# Cat Bordhi's free patterns



## pin_happy (Mar 23, 2012)

http://catbordhi.com/patterns/

Check them out and enjoy.


----------



## GDW (Nov 3, 2011)

thank you for sharing.


----------



## Pauline (Jan 23, 2011)

The first page is black so I am unable to print the pattern.


----------



## judyh47 (Nov 11, 2012)

Thanks for that. I knit while OH is driving, so the Moebius cowl is going to be my project for this year's touring holiday!


----------



## Yarnie.One (Jul 13, 2012)

Love the Coriolis socks! Almost enough to make start knitting socks at all! LOL


----------



## Alto53 (Jan 26, 2012)

Those are great, thank you!!


----------



## Nonan (Mar 27, 2011)

some of them are not free; anemone hat.


----------



## nemcfo (Jul 29, 2012)

Thanks for the link. I just bought sock yarn to make my first pair of socks.

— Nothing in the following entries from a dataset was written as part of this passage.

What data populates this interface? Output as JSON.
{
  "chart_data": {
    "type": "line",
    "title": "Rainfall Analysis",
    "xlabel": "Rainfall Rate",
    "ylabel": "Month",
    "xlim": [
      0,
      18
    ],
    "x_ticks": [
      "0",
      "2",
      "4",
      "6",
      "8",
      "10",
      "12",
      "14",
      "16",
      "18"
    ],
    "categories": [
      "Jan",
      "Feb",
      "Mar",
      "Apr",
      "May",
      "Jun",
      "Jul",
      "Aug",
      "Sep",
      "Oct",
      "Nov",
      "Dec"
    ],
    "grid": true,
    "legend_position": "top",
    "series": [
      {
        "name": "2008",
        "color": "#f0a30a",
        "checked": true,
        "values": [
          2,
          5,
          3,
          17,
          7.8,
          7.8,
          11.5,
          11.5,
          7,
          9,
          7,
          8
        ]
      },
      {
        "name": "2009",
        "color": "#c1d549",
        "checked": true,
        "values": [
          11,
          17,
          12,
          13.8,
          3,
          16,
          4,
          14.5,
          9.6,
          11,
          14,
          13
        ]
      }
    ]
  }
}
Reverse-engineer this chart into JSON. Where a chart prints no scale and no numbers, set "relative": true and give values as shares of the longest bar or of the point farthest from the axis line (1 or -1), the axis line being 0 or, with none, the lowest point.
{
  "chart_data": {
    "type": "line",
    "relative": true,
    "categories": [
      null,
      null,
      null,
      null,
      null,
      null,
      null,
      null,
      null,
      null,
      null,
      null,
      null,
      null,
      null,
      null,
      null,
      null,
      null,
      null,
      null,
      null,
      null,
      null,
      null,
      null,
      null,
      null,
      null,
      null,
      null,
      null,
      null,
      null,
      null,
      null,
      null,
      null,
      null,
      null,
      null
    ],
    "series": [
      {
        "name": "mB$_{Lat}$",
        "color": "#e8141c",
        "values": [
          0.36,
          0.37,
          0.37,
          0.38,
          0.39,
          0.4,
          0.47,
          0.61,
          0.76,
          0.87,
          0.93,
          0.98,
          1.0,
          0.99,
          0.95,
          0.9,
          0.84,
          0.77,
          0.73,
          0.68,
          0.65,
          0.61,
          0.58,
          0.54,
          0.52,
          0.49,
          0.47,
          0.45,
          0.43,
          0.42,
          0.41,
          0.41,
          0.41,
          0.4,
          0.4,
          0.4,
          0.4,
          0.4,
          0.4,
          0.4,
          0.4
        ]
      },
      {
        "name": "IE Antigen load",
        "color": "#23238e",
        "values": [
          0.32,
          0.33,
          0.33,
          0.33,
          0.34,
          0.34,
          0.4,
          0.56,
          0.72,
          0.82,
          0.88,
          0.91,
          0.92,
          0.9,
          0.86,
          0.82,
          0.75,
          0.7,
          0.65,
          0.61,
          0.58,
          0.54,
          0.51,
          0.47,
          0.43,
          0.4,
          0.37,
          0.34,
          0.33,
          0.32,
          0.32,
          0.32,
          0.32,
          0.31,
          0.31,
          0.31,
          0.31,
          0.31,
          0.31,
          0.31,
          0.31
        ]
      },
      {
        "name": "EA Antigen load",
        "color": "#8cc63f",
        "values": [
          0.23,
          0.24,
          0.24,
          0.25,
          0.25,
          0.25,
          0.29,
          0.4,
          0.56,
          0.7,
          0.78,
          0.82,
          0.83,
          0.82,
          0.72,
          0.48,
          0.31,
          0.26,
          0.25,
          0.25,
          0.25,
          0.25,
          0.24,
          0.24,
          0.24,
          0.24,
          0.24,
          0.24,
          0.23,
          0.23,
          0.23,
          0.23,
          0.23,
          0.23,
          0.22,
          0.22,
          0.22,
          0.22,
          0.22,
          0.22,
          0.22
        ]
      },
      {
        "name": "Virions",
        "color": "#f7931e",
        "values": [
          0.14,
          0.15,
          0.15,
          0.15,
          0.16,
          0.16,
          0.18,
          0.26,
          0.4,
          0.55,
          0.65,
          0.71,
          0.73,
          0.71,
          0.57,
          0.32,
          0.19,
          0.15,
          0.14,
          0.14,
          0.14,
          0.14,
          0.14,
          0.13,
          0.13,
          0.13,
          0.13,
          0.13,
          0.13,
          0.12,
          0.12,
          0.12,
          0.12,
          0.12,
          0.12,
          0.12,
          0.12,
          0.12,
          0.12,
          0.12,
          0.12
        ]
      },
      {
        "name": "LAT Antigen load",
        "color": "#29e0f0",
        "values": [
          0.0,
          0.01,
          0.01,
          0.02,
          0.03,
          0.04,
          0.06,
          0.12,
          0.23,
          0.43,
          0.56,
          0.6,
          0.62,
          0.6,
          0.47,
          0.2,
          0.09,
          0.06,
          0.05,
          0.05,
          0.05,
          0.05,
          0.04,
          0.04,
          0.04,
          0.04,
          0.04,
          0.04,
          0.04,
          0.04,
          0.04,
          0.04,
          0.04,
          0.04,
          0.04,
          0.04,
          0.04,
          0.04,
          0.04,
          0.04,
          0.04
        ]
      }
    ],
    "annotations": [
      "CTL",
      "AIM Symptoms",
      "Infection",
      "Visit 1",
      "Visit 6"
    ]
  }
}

Just need to finish my Surprise Jacket first.


----------



## LadyBecket (Jun 26, 2012)

A lovely baby sock, thank you for the link!!!


----------



## jassik (Nov 11, 2011)

Unfortunately, Dardanelles neck warmer is NOT free.. And it is SOOO beautiful!


----------



## Ronie (Jan 21, 2011)

I have a 'suggested sites' tab on my computer and her site is one that is always there... right next to Ravelry.. I love Cat's way of teaching.. she talks to us in a way that anyone can understand... the way her mind works she would of been a great grade school teacher...


----------



## Reyna (Oct 24, 2012)

I really enjoy looking at all the patterns, even though I know I would not be able to knit them.I love the Anemone Hots, but find them a little creepy at the same time. I also loved the blanket which was kept in a yarn shop, and ladies would go in and knit some rows until it was finished! There were others I enjoyed looking at, but my memory is so bad that I can't remember, I will have to go and have another look! Thanks for posting.


----------